All’annullamento del “tempo di sé” (quindi non solo per sé) si è adoperata, con un’opera titanica, l’industria della vita parallela e della menzogna, in mano, manco a dirlo, alla finanza globale, sostenuta dal consumo spropositato dell’astensione dal reale, di cui la moderna multimedialità rappresenta il cardine; è così che social network, la stessa stampa mainstream e reti televisive più o meno a pagamento, videogiochi, scommesse, in associazione a ogni sorta di agente psicotico chimico a buon mercato, contribuiscono a sottrarre all’individuo quel poco di tempo residuale, impedendogli di prendere coscienza di un’ inaccettabile realtà caratterizzata dalla ubiqua disgregazione sociale.

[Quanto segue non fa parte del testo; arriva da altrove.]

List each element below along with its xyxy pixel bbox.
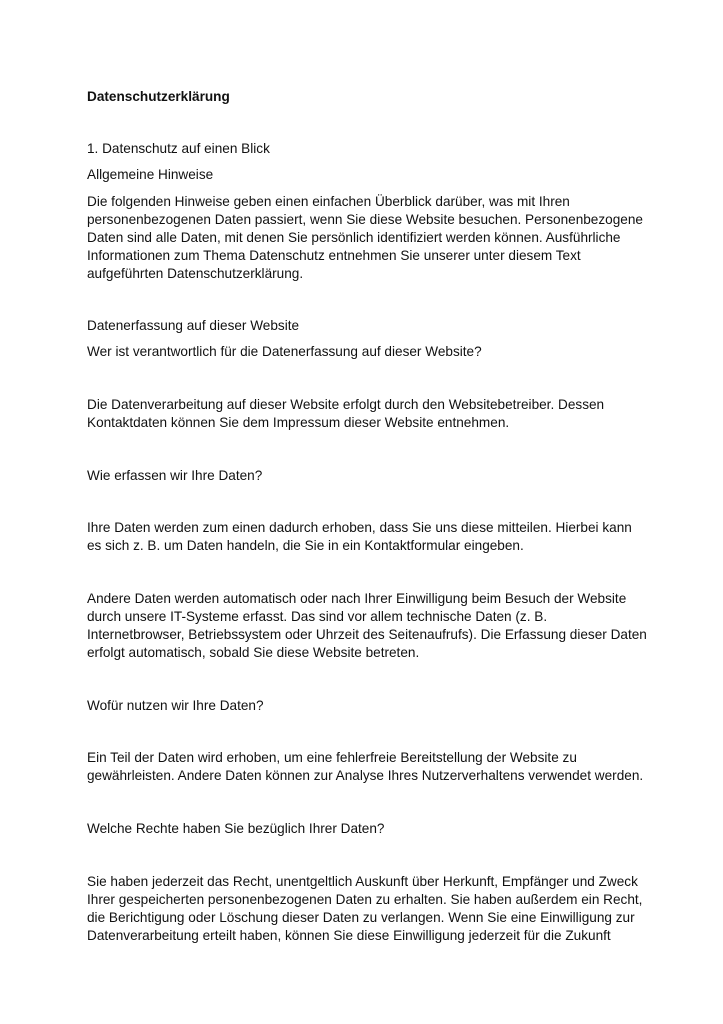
question-rights: Welche Rechte haben Sie bezüglich Ihrer Daten? bbox=[87, 821, 385, 836]
general-paragraph-line: Die folgenden Hinweise geben einen einfachen Überblick darüber, was mit Ihren bbox=[87, 194, 570, 209]
document-title: Datenschutzerklärung bbox=[87, 89, 230, 104]
responsible-paragraph-line: Die Datenverarbeitung auf dieser Website erfolgt durch den Websitebetreiber. Dessen bbox=[87, 397, 605, 412]
subheading-general: Allgemeine Hinweise bbox=[87, 167, 214, 182]
section-heading: 1. Datenschutz auf einen Blick bbox=[87, 141, 270, 156]
general-paragraph-line: personenbezogenen Daten passiert, wenn Sie diese Website besuchen. Personenbezogene bbox=[87, 212, 643, 227]
rights-paragraph-line: Datenverarbeitung erteilt haben, können Sie diese Einwilligung jederzeit für die Zukunft bbox=[87, 928, 611, 943]
general-paragraph-line: Daten sind alle Daten, mit denen Sie persönlich identifiziert werden können. Ausführliche bbox=[87, 230, 621, 245]
how-collect-paragraph-2-line: erfolgt automatisch, sobald Sie diese Website betreten. bbox=[87, 645, 420, 660]
how-collect-paragraph-1-line: es sich z. B. um Daten handeln, die Sie in ein Kontaktformular eingeben. bbox=[87, 538, 524, 553]
question-responsible: Wer ist verantwortlich für die Datenerfassung auf dieser Website? bbox=[87, 344, 482, 359]
responsible-paragraph-line: Kontaktdaten können Sie dem Impressum dieser Website entnehmen. bbox=[87, 415, 510, 430]
how-collect-paragraph-1-line: Ihre Daten werden zum einen dadurch erhoben, dass Sie uns diese mitteilen. Hierbei kann bbox=[87, 520, 632, 535]
rights-paragraph-line: Ihrer gespeicherten personenbezogenen Daten zu erhalten. Sie haben außerdem ein Recht, bbox=[87, 892, 643, 907]
purpose-paragraph-line: Ein Teil der Daten wird erhoben, um eine fehlerfreie Bereitstellung der Website zu bbox=[87, 750, 577, 765]
how-collect-paragraph-2-line: Andere Daten werden automatisch oder nach Ihrer Einwilligung beim Besuch der Website bbox=[87, 591, 627, 606]
general-paragraph-line: Informationen zum Thema Datenschutz entnehmen Sie unserer unter diesem Text bbox=[87, 248, 581, 263]
purpose-paragraph-line: gewährleisten. Andere Daten können zur Analyse Ihres Nutzerverhaltens verwendet werden. bbox=[87, 768, 644, 783]
rights-paragraph-line: Sie haben jederzeit das Recht, unentgeltlich Auskunft über Herkunft, Empfänger und Zweck bbox=[87, 874, 638, 889]
rights-paragraph-line: die Berichtigung oder Löschung dieser Daten zu verlangen. Wenn Sie eine Einwilligung zur bbox=[87, 910, 635, 925]
how-collect-paragraph-2-line: durch unsere IT-Systeme erfasst. Das sind vor allem technische Daten (z. B. bbox=[87, 609, 548, 624]
question-purpose: Wofür nutzen wir Ihre Daten? bbox=[87, 698, 264, 713]
general-paragraph-line: aufgeführten Datenschutzerklärung. bbox=[87, 266, 304, 281]
question-how-collect: Wie erfassen wir Ihre Daten? bbox=[87, 468, 263, 483]
how-collect-paragraph-2-line: Internetbrowser, Betriebssystem oder Uhrzeit des Seitenaufrufs). Die Erfassung dieser Daten bbox=[87, 627, 647, 642]
subheading-data-collection: Datenerfassung auf dieser Website bbox=[87, 318, 300, 333]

Il panem et circenses tecnologico.
La nuova violenza mediatica si nutre infatti di se stessa, autoproducendo i suoi ignari sodali in cerca di un’esistenza virtuale, avulsa dalla difficile e frustrante ricerca di relazioni umane, assuefacendoli alle più indicibili atrocità.
Oggi ci troviamo inevitabilmente a dover lottare politicamente per ricostruire i rapporti di classe sulla base di un rivisitato principio di esistenza “sociale”, il quale può essere determinato solo in un ambito confinato al perimetro nazionale, in quanto unica sede dei centri di produzione del diritto democraticamente e costituzionalmente fondati; dobbiamo impegnarci a ridefinire la scala di valori sulla base dei quali indicare quale siano i parametri del diritto ad un’esistenza degna di essere vissuta, al di là del mero dato materiale determinato dal circuito produzione-consumo, attraverso una redistribuzione che tenga conto non solo delle opzioni materiali della vita ma anche di quelle afferenti ai rapporti umani e familiari.
Ecco che quando si parla di piena occupazione si dovrebbe porre l’accento anche sulla sua qualità e sulla sua equa distribuzione sociale e territoriale, non solo in termini quantitativi e finanziari ma anche tale da garantire la serenità spirituale e relazionale dei consociati.
La politica è quindi a una svolta epocale, che la porta a non dover più solo scegliere il migliore dei mondi possibili, basati fin’ora sui vecchi rapporti materiali di classe, ma anche a dover riscrivere la legge in funzione di regole che tengano conto del diritto alla fruizione del tempo di vita, indispensabile alla coltivazione del rapporto con la propria spiritualità e con la comunità circostante.
Sullo sfondo dello scontro tra popoli e culture si scorge all’orizzonte la stanchezza e la nausea, da oriente a occidente, per modelli di produzione, distribuzione, consumo e accumulazione coercizzanti, violenti, defraudatori del tempo e della dignità umana, modelli basati sulla permanente delocalizzazione materiale e spirituale dell’essere umano sui quali la nuova politica non può che porsi interrogativi e generare ipotesi di inevitabile cambiamento; non a caso, là dove emerge la coscienza di un altro mondo possibile, le religioni, non imbrigliate dai processi politici condizionati dai rapporti di potere, guidano le rivoluzioni culturali perché intimamamente legate all’elementarietà dei bisogni umani, senza aver bisogno di spiegare se stesse.
La nuova classe dirigente che con perseveranza intendiamo costruire, conscia di questo nuovo ruolo, è in cammino; non sappiamo quanto sarà lungo ma niente e nessuno la potrà fermare.